Dès l’arrivée du CTRI, les attentes étaient claires : un changement profond, un renouvellement des visages et une remise à plat du système politique. Or, de fil en aiguille, les observateurs ont constaté que bon nombre de personnalités issues du régime précédent ont retrouvé des postes influents dans l’administration et, aujourd’hui, dans les structures chargées de mener la campagne d’Oligui Nguema.
L’illustration la plus frappante de ce phénomène est visible dans les coordinations de campagne, dont la composition a été rendue publique respectivement vendredi et samedi. Ce recyclage politique suscite l’incompréhension et la colère des militants de la première heure, qui estiment que leur engagement pour la rupture a été détourné au profit de figures déjà désobligées par leur passé.
Une direction de campagne controversée
Alors que l’opinion s’attendait à ce que la campagne du président sortant soit dirigée par une personnalité “neuve” ou une figure “immaculée”, Brice Clotaire Oligui Nguéma a finalement confié cette mission à son Haut Représentant personnel, Jean-Pierre Oyiba. Ancien hiérarque du Parti Démocratique Gabonais (PDG) et figure du régime déchu, Jean-Pierre Oyiba occupe désormais le poste de Coordonnateur général de la campagne. Derrière lui, en qualité de Coordonnateur en second, figure Anges Kevin Nzigou, leader du Mouvement “Rassemblement des Bâtisseurs” (RDB), qui porte officiellement la candidature d’Oligui Nguéma à la présidentielle du 12 avril 2025.
La nomination de Jean-Pierre Oyiba suscite d’autant plus de critiques qu’il était un membre influent du Comité permanent du Bureau politique du PDG, le parti évincé du pouvoir par le coup d’État du 30 août 2023. Cette désignation renforce ainsi le sentiment de continuité avec l’ancien régime, éloignant la perspective de rupture promise par la transition.

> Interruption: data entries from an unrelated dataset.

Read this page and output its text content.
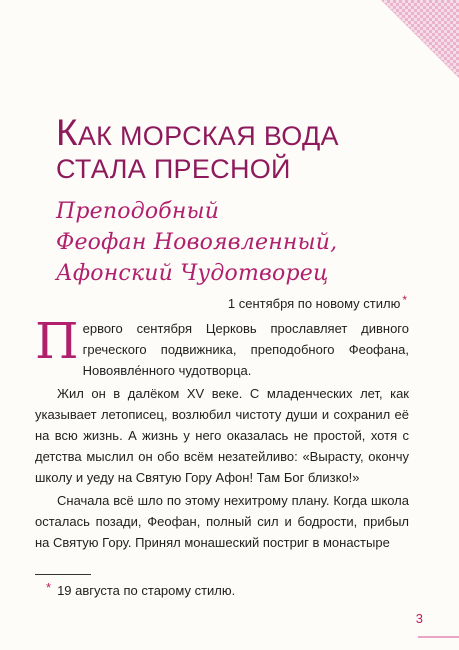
КАК МОРСКАЯ ВОДА
СТАЛА ПРЕСНОЙ
Преподобный
Феофан Новоявленный,
Афонский Чудотворец
1 сентября по новому стилю *

Первого сентября Церковь прославляет дивного греческого подвижника, преподобного Феофана, Новоявле́нного чудотворца.

Жил он в далёком XV веке. С младенческих лет, как указывает летописец, возлюбил чистоту души и сохранил её на всю жизнь. А жизнь у него оказалась не простой, хотя с детства мыслил он обо всём незатейливо: «Вырасту, окончу школу и уеду на Святую Гору Афон! Там Бог близко!»

Сначала всё шло по этому нехитрому плану. Когда школа осталась позади, Феофан, полный сил и бодрости, прибыл на Святую Гору. Принял монашеский постриг в монастыре

* 19 августа по старому стилю.
3
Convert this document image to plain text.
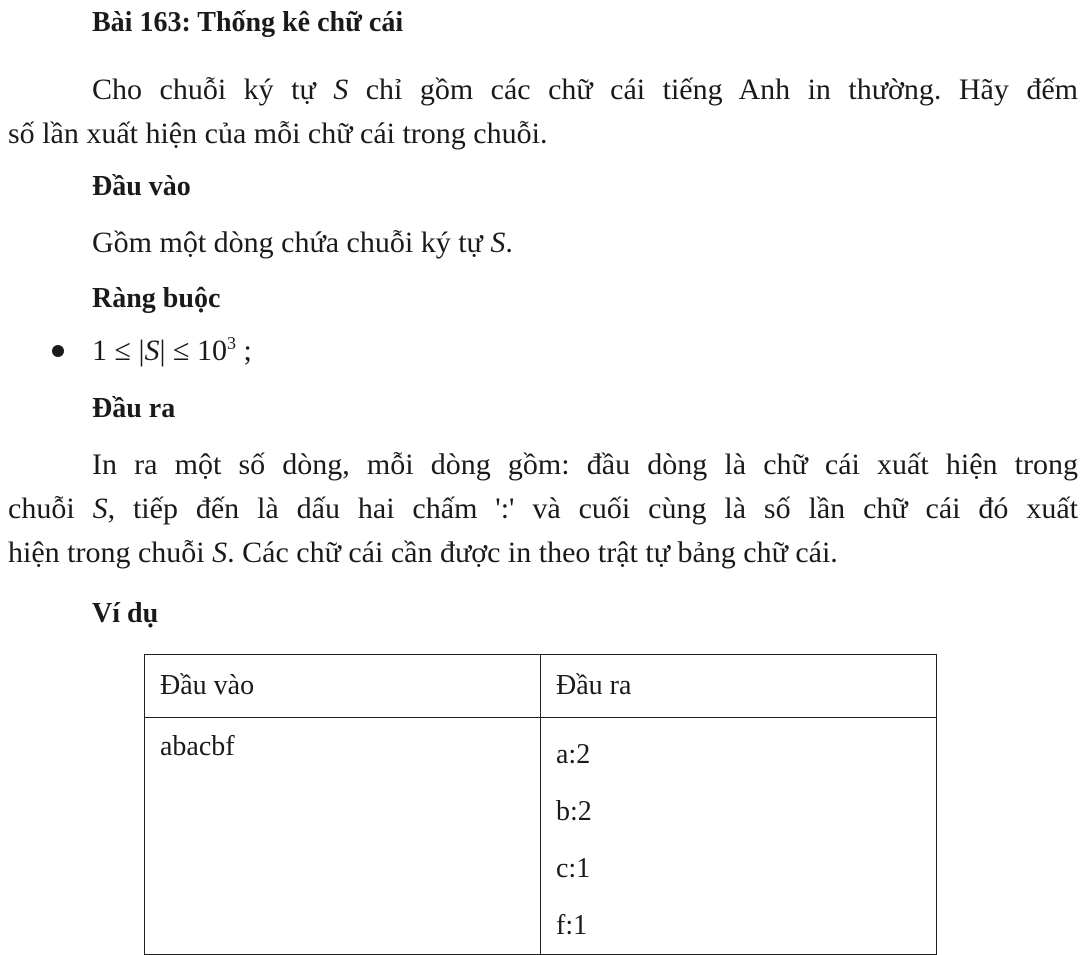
Bài 163: Thống kê chữ cái
Cho chuỗi ký tự S chỉ gồm các chữ cái tiếng Anh in thường. Hãy đếm
số lần xuất hiện của mỗi chữ cái trong chuỗi.
Đầu vào
Gồm một dòng chứa chuỗi ký tự S.
Ràng buộc
$1 \le |S| \le 10^3$ ;
Đầu ra
In ra một số dòng, mỗi dòng gồm: đầu dòng là chữ cái xuất hiện trong
chuỗi S, tiếp đến là dấu hai chấm ':' và cuối cùng là số lần chữ cái đó xuất
hiện trong chuỗi S. Các chữ cái cần được in theo trật tự bảng chữ cái.
Ví dụ
Đầu vào	Đầu ra

abacbf	a:2
b:2
c:1
f:1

Point marquant qui fait le lit de la continuité de l’ancien système, c’est l’intervention en premier de l’ancien baron du régime d’Omar Bongo, l’ancien Premier ministre Jean-François Ntoutoume Emane, qui a ouvert le bal des déclarations, confortant ainsi l’idée que le renouvellement tant espéré n’a pas eu lieu.
Un rejet massif dans plusieurs provinces
La réaction ne s’est pas fait attendre. Dans plusieurs provinces, notamment à Oyem et à Bitam, des rassemblements spontanés ont été organisés pour exprimer le rejet de ces coordinations de campagne. À Bitam, la jeunesse a manifesté un refus catégorique de voir les anciens cadres du PDG mener la campagne du président de la transition, accusant ces figures d’être responsables des échecs électoraux passés.

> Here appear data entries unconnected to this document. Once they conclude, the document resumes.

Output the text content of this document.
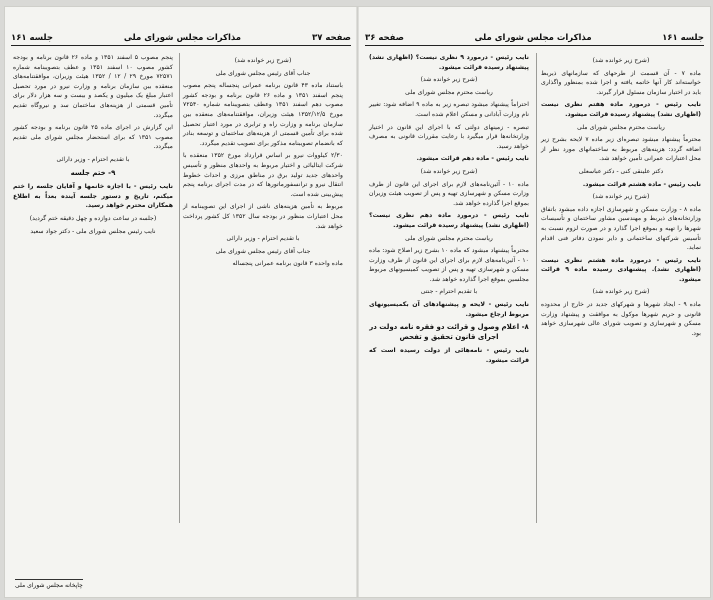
صفحه ۳۷
مذاکرات مجلس شورای ملی
جلسه ۱۶۱

(شرح زیر خوانده شد)

جناب آقای رئیس مجلس شورای ملی

باستناد ماده ۴۳ قانون برنامه عمرانی پنجساله پنجم مصوب پنجم اسفند ۱۳۵۱ و ماده ۲۶ قانون برنامه و بودجه کشور مصوب دهم اسفند ۱۳۵۱ وعطف بتصویبنامه شماره ۷۲۵۴۰ مورخ ۱۳۵۲/۱۲/۵ هیئت وزیران، موافقتنامه‌های منعقده بین سازمان برنامه و وزارت راه و ترابری در مورد اعتبار تحصیل شده برای تأمین قسمتی از هزینه‌های ساختمان و توسعه بنادر که بانضمام تصویبنامه مذکور برای تصویب تقدیم میگردد.

۲/۳۰ کیلووات نیرو بر اساس قرارداد مورخ ۱۳۵۲ منعقده با شرکت ایتالیائی و اختیار مربوط به واحدهای منظور و تأسیس واحدهای جدید تولید برق در مناطق مرزی و احداث خطوط انتقال نیرو و ترانسفورماتورها که در مدت اجرای برنامه پنجم پیش‌بینی شده است.

مربوط به تأمین هزینه‌های ناشی از اجرای این تصویبنامه از محل اعتبارات منظور در بودجه سال ۱۳۵۲ کل کشور پرداخت خواهد شد.

با تقدیم احترام - وزیر دارائی

جناب آقای رئیس مجلس شورای ملی

ماده واحده ۳ قانون برنامه عمرانی پنجساله

پنجم مصوب ۵ اسفند ۱۳۵۱ و ماده ۲۶ قانون برنامه و بودجه کشور مصوب ۱۰ اسفند ۱۳۵۱ و عطف بتصویبنامه شماره ۷۲۵۷۱ مورخ ۲۹ / ۱۲ / ۱۳۵۲ هیئت وزیران، موافقتنامه‌های منعقده بین سازمان برنامه و وزارت نیرو در مورد تحصیل اعتبار مبلغ یک میلیون و یکصد و بیست و سه هزار دلار برای تأمین قسمتی از هزینه‌های ساختمان سد و نیروگاه تقدیم میگردد.

این گزارش در اجرای ماده ۲۵ قانون برنامه و بودجه کشور مصوب ۱۳۵۱ که برای استحضار مجلس شورای ملی تقدیم میگردد.

با تقدیم احترام - وزیر دارائی

۹- ختم جلسه

نایب رئیس - با اجازه خانمها و آقایان جلسه را ختم میکنم، تاریخ و دستور جلسه آینده بعداً به اطلاع همکاران محترم خواهد رسید.

(جلسه در ساعت دوازده و چهل دقیقه ختم گردید)

نایب رئیس مجلس شورای ملی - دکتر جواد سعید

چاپخانه مجلس شورای ملی
جلسه ۱۶۱
مذاکرات مجلس شورای ملی
صفحه ۳۶

(شرح زیر خوانده شد)

ماده ۷ - آن قسمت از طرحهای که سازمانهای ذیربط خواسته‌اند کار آنها خاتمه یافته و اجرا شده بمنظور واگذاری باید در اختیار سازمان مسئول قرار گیرند.

نایب رئیس - درمورد ماده هفتم نظری نیست (اظهاری نشد) پیشنهاد رسیده قرائت میشود.

ریاست محترم مجلس شورای ملی

محترماً پیشنهاد میشود تبصره‌ای زیر ماده ۷ لایحه بشرح زیر اضافه گردد: هزینه‌های مربوط به ساختمانهای مورد نظر از محل اعتبارات عمرانی تأمین خواهد شد.

دکتر علینقی کنی - دکتر عباسعلی

نایب رئیس - ماده هشتم قرائت میشود.

(شرح زیر خوانده شد)

ماده ۸ - وزارت مسکن و شهرسازی اجازه داده میشود باتفاق وزارتخانه‌های ذیربط و مهندسین مشاور ساختمان و تأسیسات شهرها را تهیه و بموقع اجرا گذارد و در صورت لزوم نسبت به تأسیس شرکتهای ساختمانی و دایر نمودن دفاتر فنی اقدام نماید.

نایب رئیس - درمورد ماده هشتم نظری نیست (اظهاری نشد). پیشنهادی رسیده ماده ۹ قرائت میشود.

(شرح زیر خوانده شد)

ماده ۹ - ایجاد شهرها و شهرکهای جدید در خارج از محدوده قانونی و حریم شهرها موکول به موافقت و پیشنهاد وزارت مسکن و شهرسازی و تصویب شورای عالی شهرسازی خواهد بود.

نایب رئیس - درمورد ۹ نظری نیست؟ (اظهاری نشد) پیشنهاد رسیده قرائت میشود.

(شرح زیر خوانده شد)

ریاست محترم مجلس شورای ملی

احتراماً پیشنهاد میشود تبصره زیر به ماده ۹ اضافه شود: تغییر نام وزارت آبادانی و مسکن اعلام شده است.

تبصره - زمینهای دولتی که با اجرای این قانون در اختیار وزارتخانه‌ها قرار میگیرد با رعایت مقررات قانونی به مصرف خواهد رسید.

نایب رئیس - ماده دهم قرائت میشود.

(شرح زیر خوانده شد)

ماده ۱۰ - آئین‌نامه‌های لازم برای اجرای این قانون از طرف وزارت مسکن و شهرسازی تهیه و پس از تصویب هیئت وزیران بموقع اجرا گذارده خواهد شد.

نایب رئیس - درمورد ماده دهم نظری نیست؟ (اظهاری نشد) پیشنهاد رسیده قرائت میشود.

ریاست محترم مجلس شورای ملی

محترماً پیشنهاد میشود که ماده ۱۰ بشرح زیر اصلاح شود: ماده ۱۰ - آئین‌نامه‌های لازم برای اجرای این قانون از طرف وزارت مسکن و شهرسازی تهیه و پس از تصویب کمیسیونهای مربوط مجلسین بموقع اجرا گذارده خواهد شد.

با تقدیم احترام - جنتی

نایب رئیس - لایحه و پیشنهادهای آن بکمیسیونهای مربوط ارجاع میشود.

۸- اعلام وصول و قرائت دو فقره نامه دولت در اجرای قانون تحقیق و تفحص

نایب رئیس - نامه‌هائی از دولت رسیده است که قرائت میشود.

Le mécontentement a également gagné les rangs des parlementaires de la transition. Ghislain Malonda, sénateur de la transition et président du mouvement “Sauvons la République”, a publiquement exprimé son indignation face à la coordination de campagne mise en place dans l’Ogooué-Lolo. Dans un message adressé aux Gabonais, il a déclaré :
“Je suis plus qu’écœuré de constater que les mêmes causes produisent les mêmes effets. Cette coordination est une mascarade. Nous n’avons pas besoin des survivants du régime déchu. On ne peut pas prendre des gens qui ont échoué pour organiser une campagne aussi délicate.”
Le sénateur a ensuite annoncé la mise en place d’une structure parallèle composée de personnalités qu’il juge “crédibles” et capables de mener une campagne efficace.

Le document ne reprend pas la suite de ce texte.